Thiamine deficiency in cat foods
Cat foods and thiamine
Researchers at the Cummings School of Veterinary Medicine at Tufts University recently analyzed 90 canned foods from 45 brands to determine if commercial canned cat foods meet the thiamine requirements set by the Association of American Feed Control Officials (AAFCO). This study was prompted by six recalls of thiamine-deficient cat food in the past five years.
Thiamine (vitamin B1) is an essential nutrient needed for carbohydrate metabolism, muscle contraction and nerve conduction. Because very small amounts of thiamine are stored in the body, cats (and all animals) depend on a steady dietary source of this vitamin. Thiamine is found naturally in food sources such as whole grain cereals, nuts, legumes, brewer’s yeast and meat products.
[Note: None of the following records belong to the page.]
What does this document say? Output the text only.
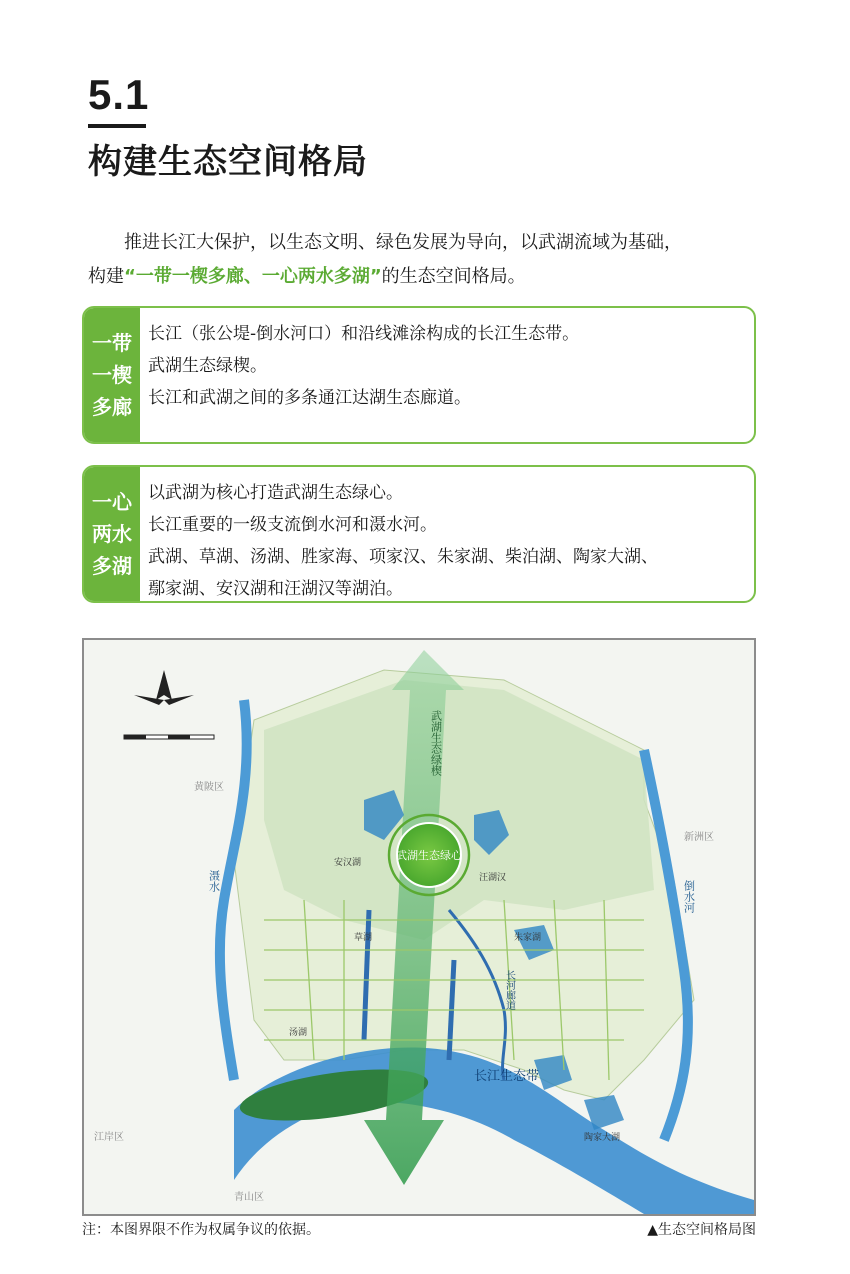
5.1
构建生态空间格局
推进长江大保护，以生态文明、绿色发展为导向，以武湖流域为基础，
构建“一带一楔多廊、一心两水多湖”的生态空间格局。
一带
一楔
多廊
长江（张公堤-倒水河口）和沿线滩涂构成的长江生态带。
武湖生态绿楔。
长江和武湖之间的多条通江达湖生态廊道。
一心
两水
多湖
以武湖为核心打造武湖生态绿心。
长江重要的一级支流倒水河和滠水河。
武湖、草湖、汤湖、胜家海、项家汉、朱家湖、柴泊湖、陶家大湖、
鄢家湖、安汉湖和汪湖汉等湖泊。
武湖生态绿楔
武湖生态绿心
滠水	倒水河
长江生态带
长河廊道
草湖
汤湖
朱家湖
安汉湖
汪湖汉
陶家大湖
黄陂区
新洲区
江岸区
青山区
注：本图界限不作为权属争议的依据。	▲生态空间格局图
According to the study — which was published in the Journal of the American Veterinary Medical Association — 12 of the 90 analyzed foods (or 13 percent) did not meet the minimum thiamine requirements set by AAFCO. Although the names of the foods were not disclosed, the research indicated that pate’-style food had lower thiamine levels than non-pate’ foods, and that food manufactured by smaller companies had lower thiamine levels than those made by large ones.
The researchers concluded that pet food manufacturers need to implement stricter quality controls to ensure adequate thiamine levels for cats. Additionally, they suggested that veterinarians consider thiamine deficiency as a possible diagnosis when presented with feline patients experiencing “acute neurologic dysfunction, especially with accompanying gastrointestinal signs.”
After two to four weeks of a thiamine deficient diet, cats can exhibit salivation, anorexia (loss of appetite) and sometimes vomiting, which can progress to neurological signs such as difficulty walking, blindness and seizures.